Now we can open the ERA5 dataset. This dataset comes with two experiements, we'll merge them since they don't overlap in their forecast time.

In [None]:
# open the dataset
ds = xr.open_dataset('download.nc')
# merge the experiments
ds = ds.bfill('expver').isel(expver=0)
ds

In [None]:
# plot the last timestep
ds['t2m'].isel(time=-1).plot()

In [None]:
# plot a timeseries at one location
ds['t2m'].sel(longitude=114.3055, latitude=30.5928, method='nearest').plot()
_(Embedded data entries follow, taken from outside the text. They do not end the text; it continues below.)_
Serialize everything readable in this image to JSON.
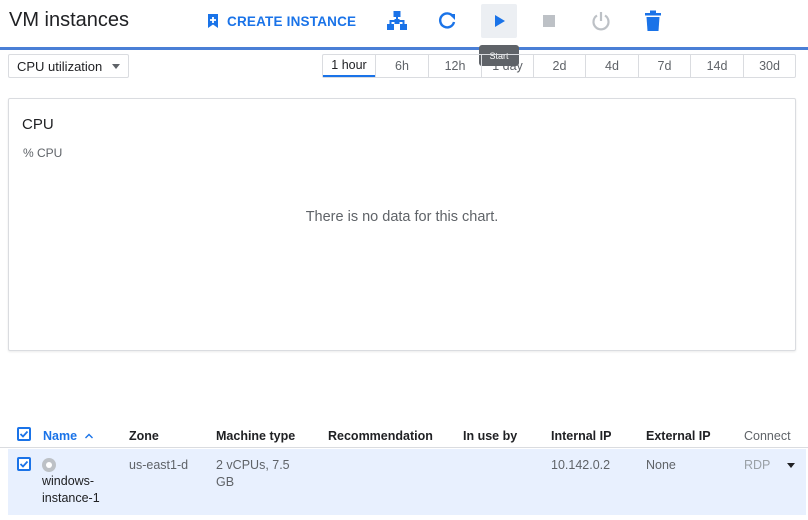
{
  "header": {
    "title": "VM instances",
    "create_label": "CREATE INSTANCE",
    "tooltip": "Start"
  },
  "toolbar_icons": [
    "import-vm-icon",
    "refresh-icon",
    "start-icon",
    "stop-icon",
    "reset-icon",
    "delete-icon"
  ],
  "metric": {
    "selected": "CPU utilization"
  },
  "time_ranges": [
    "1 hour",
    "6h",
    "12h",
    "1 day",
    "2d",
    "4d",
    "7d",
    "14d",
    "30d"
  ],
  "time_range_selected": "1 hour",
  "chart": {
    "title": "CPU",
    "unit": "% CPU",
    "empty_message": "There is no data for this chart."
  },
  "table": {
    "columns": {
      "name": "Name",
      "zone": "Zone",
      "machine_type": "Machine type",
      "recommendation": "Recommendation",
      "in_use_by": "In use by",
      "internal_ip": "Internal IP",
      "external_ip": "External IP",
      "connect": "Connect"
    },
    "rows": [
      {
        "name_line1": "windows-",
        "name_line2": "instance-1",
        "zone": "us-east1-d",
        "machine_type_line1": "2 vCPUs, 7.5",
        "machine_type_line2": "GB",
        "recommendation": "",
        "in_use_by": "",
        "internal_ip": "10.142.0.2",
        "external_ip": "None",
        "connect": "RDP"
      }
    ]
  },
  "colors": {
    "accent": "#1a73e8",
    "selected_row": "#e8f0fe",
    "divider": "#4a7fd6"
  }
}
## Subsetting ERA5 by political boundaries

The ERA5 data we plotted above is still in its gridded format. If we want to subset this data by political boundary, we need to bring in a shapefile. Below we define two functions that will help us do this subsetting.

In [None]:
def get_gdf(resolution='50m', category='cultural', name='admin_0_countries'):
    '''return a geopandas.GeoDataFrame of boundaries
    
    More info: https://www.naturalearthdata.com/downloads/
    '''
    fname = cartopy.io.shapereader.natural_earth(
      resolution=resolution,
      category=category,
      name=name)    

    gdf = geopandas.GeoDataFrame.from_file(fname)   
    gdf['cent_lon'] = gdf.geometry.centroid.x
    gdf['cent_lon'].values[gdf['cent_lon'].values < 0] += 360.
    gdf['cent_lat'] = gdf.geometry.centroid.y
    
    return gdf


def subset_by_gdf(ds, gdf, var='t2m'):
    '''Subset a dataset (ds) using the shapes defined in a GeoDataFrame (gdf)
    
    Returns
    -------
    final_df : geopandas.GeoDataFrame
    
    '''
    # create masks
    print('Creating masks...')
    shapes = regionmask.Regions(gdf.geometry)
    mask = shapes.mask(ds, lon_name='longitude', lat_name='latitude', wrap_lon=True)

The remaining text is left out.